The issue is a warning that doesn't affect functionality

That's true, but it was added (so one may call it a "regression") and alerted users at our site.

Singularity initializes cache dirs early.. before it knows what it is doing r.e. sandbox etc. It detects the image format (sandbox) later than it looks for $HOME config and cache things, so it needs some rework or duplication of logic to suppress the warning.

That's also what I grasped upon looking at the code. Sadly, I'm not a Go expert :-(.

Thanks for clarifying the title. I think we will then go with setting SINGULARITY_DISABLE_CACHE on all our worker nodes to work around this issue.

A non-existent $HOME is expected to be rare.

Is it really? I would expect that to be the case on most HPC / HTC sites working with containers and local scratch directories, keeping the home directories separate from the work directories. At least I know several sites doing that, and we have done it for decades to remove interference between user applications in home directories and jobs running on the cluster.

Hmm, maybe I'm just too biased here. Perhaps it's not uncommon in certain areas then? I've used quite a number of academic/research clusters at universities and broader facilities and have genuinely never come across a system that doesn't have $HOME available in jobs. Possibly reinforced from working in biomedical HPC / bioinformatics where a decent amount of tools won't work without a writable $HOME.

The issue is a warning that doesn't affect functionality

That's true, but it was added (so one may call it a "regression") and alerted users at our site.

Okay, let's call it both - the added warning is beneficial in some other scenarios, where people set a cache dir that isn't writable etc. and it is useful to know. It's just unfortunate it comes up when the cache isn't needed at all.

Singularity initializes cache dirs early.. before it knows what it is doing r.e. sandbox etc. It detects the image format (sandbox) later than it looks for $HOME config and cache things, so it needs some rework or duplication of logic to suppress the warning.

That's also what I grasped upon looking at the code. Sadly, I'm not a Go expert :-(.

Thanks for clarifying the title. I think we will then go with setting SINGULARITY_DISABLE_CACHE on all our worker nodes to work around this issue.

On a second look, this may actually be addressable through some changes for other tidying that is planned for 3.7.0. I'll tentatively tag it so I don't forget to look closer when we get there.

Perhaps it's not uncommon in certain areas then? I've used quite a number of academic/research clusters at universities and broader facilities and have genuinely never come across a system that doesn't have $HOME available in jobs. Possibly reinforced from working in biomedical HPC / bioinformatics where a decent amount of tools won't work without a writable $HOME.

To have this software work, we set $HOME to the scratch directory inside the actual compute job, but on the node on which the container is started, no HOME exists for the user (and I heard some sites even use the nobody user on the host system to run all jobs). But you are probably right, maybe I am biased towards a more HTC / Grid-like setup, in which we target maximum job mobility (i.e. the job may even go to a different cluster in a different datacenter and bring its Singularity container along, but not a home directory) ;-).
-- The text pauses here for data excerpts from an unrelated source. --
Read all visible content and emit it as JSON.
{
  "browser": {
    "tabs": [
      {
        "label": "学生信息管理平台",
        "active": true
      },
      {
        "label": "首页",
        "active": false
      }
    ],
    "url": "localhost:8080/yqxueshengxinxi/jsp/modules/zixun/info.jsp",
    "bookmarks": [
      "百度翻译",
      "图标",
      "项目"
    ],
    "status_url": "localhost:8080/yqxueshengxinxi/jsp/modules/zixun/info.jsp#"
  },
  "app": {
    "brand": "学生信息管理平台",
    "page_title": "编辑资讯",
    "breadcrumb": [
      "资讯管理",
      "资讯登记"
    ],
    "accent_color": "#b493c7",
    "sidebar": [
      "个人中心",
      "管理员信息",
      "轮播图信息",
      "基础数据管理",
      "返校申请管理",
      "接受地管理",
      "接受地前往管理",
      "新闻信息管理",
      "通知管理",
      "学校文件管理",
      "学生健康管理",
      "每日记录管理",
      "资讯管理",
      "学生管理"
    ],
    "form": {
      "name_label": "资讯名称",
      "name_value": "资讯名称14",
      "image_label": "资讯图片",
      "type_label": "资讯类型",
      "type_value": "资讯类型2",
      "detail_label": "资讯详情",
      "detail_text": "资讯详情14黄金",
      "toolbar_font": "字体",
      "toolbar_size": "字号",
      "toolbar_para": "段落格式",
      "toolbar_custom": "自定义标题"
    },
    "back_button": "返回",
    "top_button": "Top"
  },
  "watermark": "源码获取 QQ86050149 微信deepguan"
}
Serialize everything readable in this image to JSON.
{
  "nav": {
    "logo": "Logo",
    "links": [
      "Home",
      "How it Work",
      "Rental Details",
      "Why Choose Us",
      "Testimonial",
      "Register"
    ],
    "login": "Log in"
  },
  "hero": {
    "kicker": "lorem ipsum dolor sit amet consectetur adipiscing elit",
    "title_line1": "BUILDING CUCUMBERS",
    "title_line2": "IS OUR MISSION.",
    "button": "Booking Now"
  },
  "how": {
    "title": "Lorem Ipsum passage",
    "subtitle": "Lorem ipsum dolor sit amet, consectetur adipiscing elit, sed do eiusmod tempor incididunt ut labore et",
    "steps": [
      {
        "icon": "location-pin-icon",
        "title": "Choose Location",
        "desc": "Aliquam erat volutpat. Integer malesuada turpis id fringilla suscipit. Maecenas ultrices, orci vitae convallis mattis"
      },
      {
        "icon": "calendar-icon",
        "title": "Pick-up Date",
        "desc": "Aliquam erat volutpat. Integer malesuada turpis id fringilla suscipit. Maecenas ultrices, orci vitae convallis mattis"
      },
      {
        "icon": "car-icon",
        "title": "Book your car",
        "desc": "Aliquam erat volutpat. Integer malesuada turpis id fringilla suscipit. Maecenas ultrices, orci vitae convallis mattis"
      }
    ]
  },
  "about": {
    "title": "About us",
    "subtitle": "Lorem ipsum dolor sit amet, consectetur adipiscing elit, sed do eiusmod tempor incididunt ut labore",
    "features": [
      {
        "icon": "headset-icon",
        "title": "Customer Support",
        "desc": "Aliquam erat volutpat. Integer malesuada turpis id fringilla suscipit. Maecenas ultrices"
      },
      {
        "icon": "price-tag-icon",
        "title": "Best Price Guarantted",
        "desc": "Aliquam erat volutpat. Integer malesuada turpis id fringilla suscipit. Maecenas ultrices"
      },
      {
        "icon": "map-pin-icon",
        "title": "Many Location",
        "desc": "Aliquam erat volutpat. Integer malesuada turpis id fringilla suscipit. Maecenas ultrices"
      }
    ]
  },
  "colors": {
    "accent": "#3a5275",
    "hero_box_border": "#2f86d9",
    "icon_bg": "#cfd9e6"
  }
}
Okay, let's call it both - the added warning is beneficial in some other scenarios, where people set a cache dir that isn't writable etc. and it is useful to know. It's just unfortunate it comes up when the cache isn't needed at all.

I agree :-).

On a second look, this may actually be addressable through some changes for other tidying that is planned for 3.7.0. I'll tentatively tag it so I don't forget to look closer when we get there.

Thanks, that sounds good! Since we have a workaround, no urgency of course, but if it comes "cheaply" with 3.7.0, that would be nice.

@olifre - I overlooked a simple fix here previously. I hope that #5657 should fix your issue here.

I hope that #5657 should fix your issue here.

Indeed it does, I tested it jut now — many thanks for coming back to this!